Like most Mama’s I adore my kids and cherish so many of the things they do – and want to scream about some of the others! Every once in a while though, they say something so touching or so funny, that I just have to tell someone.
The other day Charlotte (who is eight) and I, were making crepes for breakfast. We were using the recipe in The Joy of Cooking, a copy my oldest brother gave me when I was in college. Out of the blue she says to me,
“Mom, when you die, will I get your cookbook collection?”
It didn’t bother a bit that my daughter is already thinking about my death. On the other hand it made my heart burst with pride that she understands how important my cookbook collection is to me, and really, what it means for our whole family.
When I first sat down to write this post I thought that was it. Just what I said above, nothing more.
But as I typed the last bit, it occurred to me just what the collection does mean to our family. And of course, it’s not really about the books themselves. But they do represent how important food is to me, and to us. Naturally, Rob shares my passion for food. It’s the kind of passion that goes hand-in-hand with winemaking.

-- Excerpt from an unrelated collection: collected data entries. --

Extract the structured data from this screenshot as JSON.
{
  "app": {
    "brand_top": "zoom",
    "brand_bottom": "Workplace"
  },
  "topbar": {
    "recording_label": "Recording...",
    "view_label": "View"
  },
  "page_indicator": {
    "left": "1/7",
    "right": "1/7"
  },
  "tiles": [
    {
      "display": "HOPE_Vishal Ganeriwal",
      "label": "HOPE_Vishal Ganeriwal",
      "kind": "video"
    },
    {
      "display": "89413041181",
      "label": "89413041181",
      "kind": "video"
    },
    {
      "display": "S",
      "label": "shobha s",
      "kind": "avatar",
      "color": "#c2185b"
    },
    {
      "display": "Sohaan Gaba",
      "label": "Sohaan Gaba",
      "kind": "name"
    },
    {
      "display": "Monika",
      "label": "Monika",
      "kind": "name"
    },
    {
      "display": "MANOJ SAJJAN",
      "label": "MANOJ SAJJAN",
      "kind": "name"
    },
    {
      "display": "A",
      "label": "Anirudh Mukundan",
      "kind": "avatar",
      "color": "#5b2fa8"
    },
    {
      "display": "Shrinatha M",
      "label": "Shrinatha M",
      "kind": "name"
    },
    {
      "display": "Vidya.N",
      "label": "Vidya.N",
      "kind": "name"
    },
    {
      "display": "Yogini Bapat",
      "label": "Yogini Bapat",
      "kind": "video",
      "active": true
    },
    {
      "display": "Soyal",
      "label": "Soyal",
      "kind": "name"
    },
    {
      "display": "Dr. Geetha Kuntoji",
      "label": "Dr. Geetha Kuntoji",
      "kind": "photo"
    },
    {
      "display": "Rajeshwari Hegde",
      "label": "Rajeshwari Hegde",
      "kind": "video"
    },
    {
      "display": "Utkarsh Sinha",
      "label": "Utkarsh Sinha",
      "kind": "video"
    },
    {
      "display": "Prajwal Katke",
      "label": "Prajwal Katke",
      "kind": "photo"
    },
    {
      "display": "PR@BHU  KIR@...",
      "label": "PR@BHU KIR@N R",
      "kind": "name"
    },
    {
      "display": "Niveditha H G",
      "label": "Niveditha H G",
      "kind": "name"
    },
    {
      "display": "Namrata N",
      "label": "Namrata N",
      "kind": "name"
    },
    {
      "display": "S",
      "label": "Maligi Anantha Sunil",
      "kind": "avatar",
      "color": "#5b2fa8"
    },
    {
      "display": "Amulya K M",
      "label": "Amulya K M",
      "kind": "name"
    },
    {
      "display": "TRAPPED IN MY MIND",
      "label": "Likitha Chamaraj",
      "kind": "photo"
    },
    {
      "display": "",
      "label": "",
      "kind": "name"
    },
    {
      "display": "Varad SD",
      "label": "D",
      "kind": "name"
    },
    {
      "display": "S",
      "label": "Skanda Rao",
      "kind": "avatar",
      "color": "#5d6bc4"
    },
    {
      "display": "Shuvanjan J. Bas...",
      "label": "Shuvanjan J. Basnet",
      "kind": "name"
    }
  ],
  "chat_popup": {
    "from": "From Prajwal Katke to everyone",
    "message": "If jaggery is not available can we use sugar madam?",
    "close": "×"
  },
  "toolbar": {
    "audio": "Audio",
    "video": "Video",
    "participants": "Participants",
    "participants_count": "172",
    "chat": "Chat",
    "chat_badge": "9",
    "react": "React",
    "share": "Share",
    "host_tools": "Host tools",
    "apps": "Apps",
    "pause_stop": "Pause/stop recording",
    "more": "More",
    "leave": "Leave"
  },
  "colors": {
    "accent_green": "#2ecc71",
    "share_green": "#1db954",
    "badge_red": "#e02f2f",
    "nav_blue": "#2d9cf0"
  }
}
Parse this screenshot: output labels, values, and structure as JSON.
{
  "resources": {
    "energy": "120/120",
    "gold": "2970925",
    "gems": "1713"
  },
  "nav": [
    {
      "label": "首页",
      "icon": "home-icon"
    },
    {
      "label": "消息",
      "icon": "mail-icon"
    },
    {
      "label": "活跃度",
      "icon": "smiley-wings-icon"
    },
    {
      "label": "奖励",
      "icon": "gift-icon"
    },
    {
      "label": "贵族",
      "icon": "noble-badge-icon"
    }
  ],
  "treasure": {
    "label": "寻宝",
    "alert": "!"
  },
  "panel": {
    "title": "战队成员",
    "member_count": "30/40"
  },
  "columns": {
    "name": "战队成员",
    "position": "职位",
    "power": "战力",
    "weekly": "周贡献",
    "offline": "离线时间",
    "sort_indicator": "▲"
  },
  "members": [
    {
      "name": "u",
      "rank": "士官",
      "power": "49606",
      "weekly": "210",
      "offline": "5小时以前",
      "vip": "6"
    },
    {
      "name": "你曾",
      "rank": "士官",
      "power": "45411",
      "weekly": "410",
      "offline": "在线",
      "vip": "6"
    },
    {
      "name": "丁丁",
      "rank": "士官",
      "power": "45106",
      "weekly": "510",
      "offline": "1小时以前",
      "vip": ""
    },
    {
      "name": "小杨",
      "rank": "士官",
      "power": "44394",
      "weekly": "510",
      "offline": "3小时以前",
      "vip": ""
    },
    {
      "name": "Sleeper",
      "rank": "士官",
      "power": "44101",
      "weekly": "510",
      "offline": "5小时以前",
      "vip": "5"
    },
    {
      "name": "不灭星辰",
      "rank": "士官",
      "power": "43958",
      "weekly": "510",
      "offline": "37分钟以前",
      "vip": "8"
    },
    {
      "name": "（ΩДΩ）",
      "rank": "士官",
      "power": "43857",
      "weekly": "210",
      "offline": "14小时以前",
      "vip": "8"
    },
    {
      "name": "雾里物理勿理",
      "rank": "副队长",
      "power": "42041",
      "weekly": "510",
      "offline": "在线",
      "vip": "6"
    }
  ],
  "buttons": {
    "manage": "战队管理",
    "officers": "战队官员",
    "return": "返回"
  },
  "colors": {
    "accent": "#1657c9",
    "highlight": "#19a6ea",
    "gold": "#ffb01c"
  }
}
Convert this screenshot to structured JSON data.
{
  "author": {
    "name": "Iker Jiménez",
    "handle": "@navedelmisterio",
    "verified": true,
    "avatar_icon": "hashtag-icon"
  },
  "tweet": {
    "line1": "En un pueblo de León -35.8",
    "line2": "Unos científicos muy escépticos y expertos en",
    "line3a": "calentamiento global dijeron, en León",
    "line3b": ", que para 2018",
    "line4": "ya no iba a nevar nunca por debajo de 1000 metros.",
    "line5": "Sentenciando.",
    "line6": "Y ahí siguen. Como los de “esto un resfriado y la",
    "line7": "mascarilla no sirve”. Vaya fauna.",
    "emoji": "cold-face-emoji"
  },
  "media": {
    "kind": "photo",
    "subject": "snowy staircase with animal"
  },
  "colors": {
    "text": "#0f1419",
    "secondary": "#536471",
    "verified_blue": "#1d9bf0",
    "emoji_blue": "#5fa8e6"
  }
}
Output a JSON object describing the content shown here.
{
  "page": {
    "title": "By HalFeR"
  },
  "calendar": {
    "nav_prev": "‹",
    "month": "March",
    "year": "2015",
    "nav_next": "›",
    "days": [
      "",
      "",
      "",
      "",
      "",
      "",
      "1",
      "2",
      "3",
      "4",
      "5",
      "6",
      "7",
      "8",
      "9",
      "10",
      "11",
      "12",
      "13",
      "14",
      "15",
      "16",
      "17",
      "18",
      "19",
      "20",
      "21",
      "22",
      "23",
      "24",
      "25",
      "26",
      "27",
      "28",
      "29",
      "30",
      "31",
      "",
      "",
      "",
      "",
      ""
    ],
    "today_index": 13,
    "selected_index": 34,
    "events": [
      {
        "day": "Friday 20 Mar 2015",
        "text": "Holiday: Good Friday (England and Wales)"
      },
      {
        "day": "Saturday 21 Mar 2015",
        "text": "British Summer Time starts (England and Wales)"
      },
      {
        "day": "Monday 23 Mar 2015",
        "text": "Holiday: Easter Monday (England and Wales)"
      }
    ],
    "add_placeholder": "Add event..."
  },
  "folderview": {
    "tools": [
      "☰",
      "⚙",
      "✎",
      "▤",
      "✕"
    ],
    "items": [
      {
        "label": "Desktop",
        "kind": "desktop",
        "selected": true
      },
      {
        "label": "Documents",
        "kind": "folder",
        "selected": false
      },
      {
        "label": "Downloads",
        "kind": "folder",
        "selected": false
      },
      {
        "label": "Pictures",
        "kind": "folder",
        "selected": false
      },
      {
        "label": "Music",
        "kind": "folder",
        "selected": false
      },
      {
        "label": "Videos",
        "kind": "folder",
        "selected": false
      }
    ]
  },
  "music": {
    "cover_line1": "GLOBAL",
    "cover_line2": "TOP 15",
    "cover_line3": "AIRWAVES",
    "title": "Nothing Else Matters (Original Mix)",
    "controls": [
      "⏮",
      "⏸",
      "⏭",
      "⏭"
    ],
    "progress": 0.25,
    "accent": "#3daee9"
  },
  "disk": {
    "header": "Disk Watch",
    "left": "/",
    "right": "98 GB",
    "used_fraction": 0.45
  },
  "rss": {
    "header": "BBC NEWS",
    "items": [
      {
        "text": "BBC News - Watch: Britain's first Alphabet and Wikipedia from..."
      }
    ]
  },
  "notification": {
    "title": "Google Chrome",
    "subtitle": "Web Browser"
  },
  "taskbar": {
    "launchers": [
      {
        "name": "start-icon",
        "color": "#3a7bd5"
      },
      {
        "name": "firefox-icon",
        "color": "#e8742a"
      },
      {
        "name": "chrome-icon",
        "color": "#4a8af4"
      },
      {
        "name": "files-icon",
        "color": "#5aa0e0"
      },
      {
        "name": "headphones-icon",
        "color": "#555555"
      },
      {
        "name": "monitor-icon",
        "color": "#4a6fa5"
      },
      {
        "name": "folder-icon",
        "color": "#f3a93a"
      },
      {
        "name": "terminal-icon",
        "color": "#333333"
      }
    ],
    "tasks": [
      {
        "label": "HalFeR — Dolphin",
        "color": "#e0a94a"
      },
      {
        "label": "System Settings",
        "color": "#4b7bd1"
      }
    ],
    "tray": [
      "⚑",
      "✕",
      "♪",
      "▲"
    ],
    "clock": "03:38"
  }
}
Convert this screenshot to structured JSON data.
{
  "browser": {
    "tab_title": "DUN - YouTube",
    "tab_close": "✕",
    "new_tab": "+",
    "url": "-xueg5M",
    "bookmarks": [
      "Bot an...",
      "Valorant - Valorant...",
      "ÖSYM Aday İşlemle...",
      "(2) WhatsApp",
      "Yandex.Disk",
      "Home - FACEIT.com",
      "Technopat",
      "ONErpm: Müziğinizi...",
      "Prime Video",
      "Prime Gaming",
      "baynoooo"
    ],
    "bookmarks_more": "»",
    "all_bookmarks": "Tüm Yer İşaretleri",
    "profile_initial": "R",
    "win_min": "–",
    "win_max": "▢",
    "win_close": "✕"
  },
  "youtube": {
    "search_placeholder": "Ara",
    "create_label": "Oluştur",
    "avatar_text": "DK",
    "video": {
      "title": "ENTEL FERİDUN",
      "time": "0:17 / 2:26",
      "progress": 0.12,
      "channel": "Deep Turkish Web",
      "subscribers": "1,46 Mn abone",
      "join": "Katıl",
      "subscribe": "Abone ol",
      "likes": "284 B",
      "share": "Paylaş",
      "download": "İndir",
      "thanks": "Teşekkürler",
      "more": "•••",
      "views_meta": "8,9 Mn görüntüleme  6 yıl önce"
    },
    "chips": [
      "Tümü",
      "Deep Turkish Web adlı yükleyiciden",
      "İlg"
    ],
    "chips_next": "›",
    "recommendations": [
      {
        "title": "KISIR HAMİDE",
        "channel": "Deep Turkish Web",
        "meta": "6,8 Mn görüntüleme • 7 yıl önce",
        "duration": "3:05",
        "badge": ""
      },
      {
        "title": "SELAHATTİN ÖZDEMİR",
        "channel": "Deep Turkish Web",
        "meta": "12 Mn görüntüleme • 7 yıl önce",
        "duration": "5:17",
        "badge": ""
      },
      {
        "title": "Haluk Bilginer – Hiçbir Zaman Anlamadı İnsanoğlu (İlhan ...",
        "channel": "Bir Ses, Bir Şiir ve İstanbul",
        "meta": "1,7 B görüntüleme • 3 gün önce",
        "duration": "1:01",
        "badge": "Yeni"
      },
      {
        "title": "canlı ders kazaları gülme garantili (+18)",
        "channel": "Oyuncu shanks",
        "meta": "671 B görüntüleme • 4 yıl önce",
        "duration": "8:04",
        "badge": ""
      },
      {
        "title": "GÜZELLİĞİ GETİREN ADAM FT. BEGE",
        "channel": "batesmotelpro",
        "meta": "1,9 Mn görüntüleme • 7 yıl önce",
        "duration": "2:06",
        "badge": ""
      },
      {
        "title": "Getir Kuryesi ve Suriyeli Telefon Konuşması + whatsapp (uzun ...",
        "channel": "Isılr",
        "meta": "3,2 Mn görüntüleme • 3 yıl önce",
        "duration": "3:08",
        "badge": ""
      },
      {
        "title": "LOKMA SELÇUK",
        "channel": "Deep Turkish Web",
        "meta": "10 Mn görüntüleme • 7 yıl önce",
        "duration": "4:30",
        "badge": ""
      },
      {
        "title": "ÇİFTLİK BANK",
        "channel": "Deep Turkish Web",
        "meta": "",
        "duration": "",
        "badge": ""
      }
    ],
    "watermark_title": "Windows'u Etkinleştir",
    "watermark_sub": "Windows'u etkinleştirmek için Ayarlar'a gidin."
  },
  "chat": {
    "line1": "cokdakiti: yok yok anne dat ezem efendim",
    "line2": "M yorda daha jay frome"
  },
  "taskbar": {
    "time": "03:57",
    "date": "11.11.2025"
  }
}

Before we got married, his love of food was more about the restaurant kind, and less about the bonding over the dinner table kind. Don’t get me wrong, he came from a large family that filled a big oak dining table every night. Unfortunately, like most in those days, their usual dinner fare included over-cooked vegetables and bland, cheap cuts of meat. It wasn’t until we got married that Rob discovered he actually liked vegetables – when they were steamed, grilled or roasted, instead of boiled to a pulp.
Anyway, over the last 25 years I have amassed this huge collection of cookbooks (and some food magazines I can’t let go of either, even if I can find the recipes on line. Several dishes that are fundamental to my traditional Thanksgiving menu come from a dog-eared copy of Food & Wine, December 1990, the cover price was $2.50 then.) I spend countless hours with these books, whether I’m getting a quick idea for dinner tonight, planning a party menu, or searching for dishes that will pair well with our wines.
I have espoused the importance of the family dinner since even before our first child was born. Did you know that the single most consistent factor in academic success is whether or not children eat dinner with their family regularly? Somewhat surprising, but really quite obvious when you think about it. And, for most of us, relatively easy to accomplish.
The first time I realized how much this fundamental ingredient of our life has impacted my kids was a couple of years ago when I was (in an effort to loose weight and find more energy) doing quite a bit of cleansing. The system I used had me drinking shakes for two meals a day, and some days not eating solid food at all. One evening my then 10 year old son wailed in – seemingly random – desperation “Ever since you started the Cleanse, you never eat with us anymore!!”
It was taken aback by his outburst at the time, but truly, I was gratified to know they noticed.